The quartet demands great trust between the musicians and the score. It is very open. The musicians choose their part in the piece – each part is intended to be performable on all instruments. I call them more “roles” or “musical characters”. As in a 21st century family, everyone should be able and free to shape his or her role individually, and not to have to conform to stereotypes. In this piece the choice is free too. In this respect the string quartet as an ensemble is closest to a family “musically and socially”.
I have also composed the entire score – which is dedicated to the husband and wife publishers Barbara and Leonhard Scheuch of Bärenreiter – quite differently from a technical point of view: it is at the same time digital and yet a manuscript. It is written with a digital pencil in a specially prepared graphic environment. A manuscript is created which, however, can be treated as a whole, like a graphic vector file.
Although for practical reasons the first concerts were performed from temporary printed-out parts, the aim is that the piece exists as an online manuscript where people can generate their own performing score according to the choice of roles.
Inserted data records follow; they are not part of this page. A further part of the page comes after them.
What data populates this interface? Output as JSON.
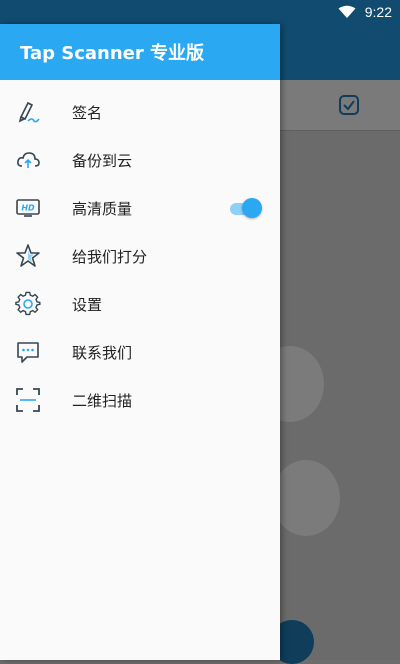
{
  "status_bar": {
    "time": "9:22"
  },
  "drawer": {
    "title": "Tap Scanner 专业版",
    "items": [
      {
        "label": "签名",
        "icon": "signature-icon"
      },
      {
        "label": "备份到云",
        "icon": "cloud-upload-icon"
      },
      {
        "label": "高清质量",
        "icon": "hd-icon",
        "toggle_on": true
      },
      {
        "label": "给我们打分",
        "icon": "star-icon"
      },
      {
        "label": "设置",
        "icon": "gear-icon"
      },
      {
        "label": "联系我们",
        "icon": "chat-icon"
      },
      {
        "label": "二维扫描",
        "icon": "scan-frame-icon"
      }
    ]
  },
  "colors": {
    "header": "#2aa8f2",
    "icon_stroke": "#37474f",
    "icon_accent": "#2aa8f2",
    "app_bar": "#114c70"
  }
}
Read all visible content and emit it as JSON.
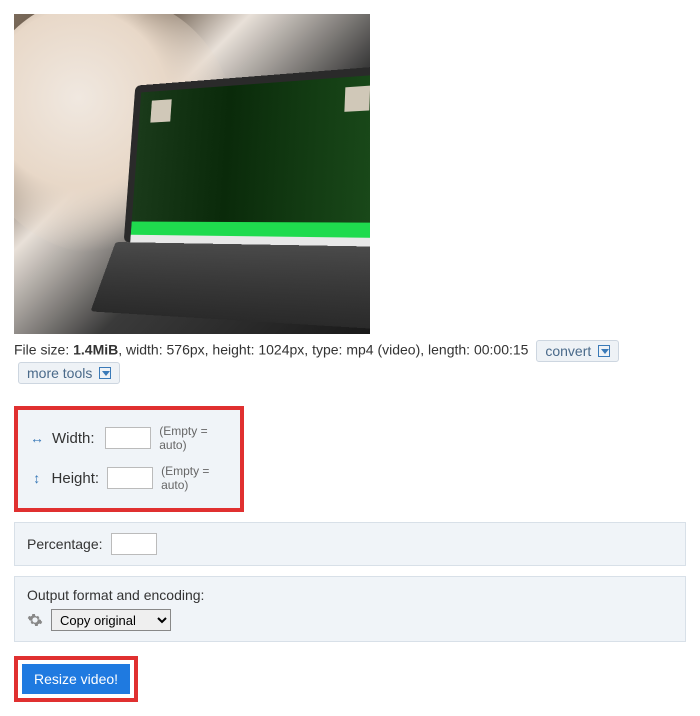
{
  "preview": {
    "alt": "Video thumbnail showing a person with a laptop"
  },
  "info": {
    "filesize_label": "File size: ",
    "filesize_value": "1.4MiB",
    "width_label": ", width: ",
    "width_value": "576px",
    "height_label": ", height: ",
    "height_value": "1024px",
    "type_label": ", type: ",
    "type_value": "mp4 (video)",
    "length_label": ", length: ",
    "length_value": "00:00:15"
  },
  "actions": {
    "convert_label": "convert",
    "moretools_label": "more tools"
  },
  "dimensions": {
    "width_label": "Width:",
    "height_label": "Height:",
    "width_value": "",
    "height_value": "",
    "hint": "(Empty = auto)"
  },
  "percentage": {
    "label": "Percentage:",
    "value": ""
  },
  "output": {
    "label": "Output format and encoding:",
    "selected": "Copy original"
  },
  "submit": {
    "label": "Resize video!"
  }
}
Some technical development is still needed.
When I had completed the file, my editor Michael Töpel, who has taken care of my scores at Bärenreiter for years, said: “These are the first hand-written notes I have ever seen by you.”
3. Your schedule contains an ensemble work for the Los Angeles Philharmonic’s concert series “Green umbrella” in November 2018, and in the longer term, also a new music theatre work. What is particularly important in this phase of conception, the choice of theme? Does it also involve a new adjustment in compositional techniques?
Tom Holloway and I are constantly in discussion about themes. We have had discussions electronically between Europe and Australia uninterrupted for almost 10 years. And in the process lots of themes have emerged. But most disappear again. But once every couple of months or years, something emerges which enthuses us repeatedly. We now have two topics at different phases of development on the table. Or rather, on our computer screens. Perhaps even a third.
The compositional techniques for these always have to be rooted in function and dramaturgy. In themselves they are empty. I am slowly realising that I always need a few years to make, so to speak, clusters of pieces which follow a common theme in different musical media. I think with future family the next such cluster has begun.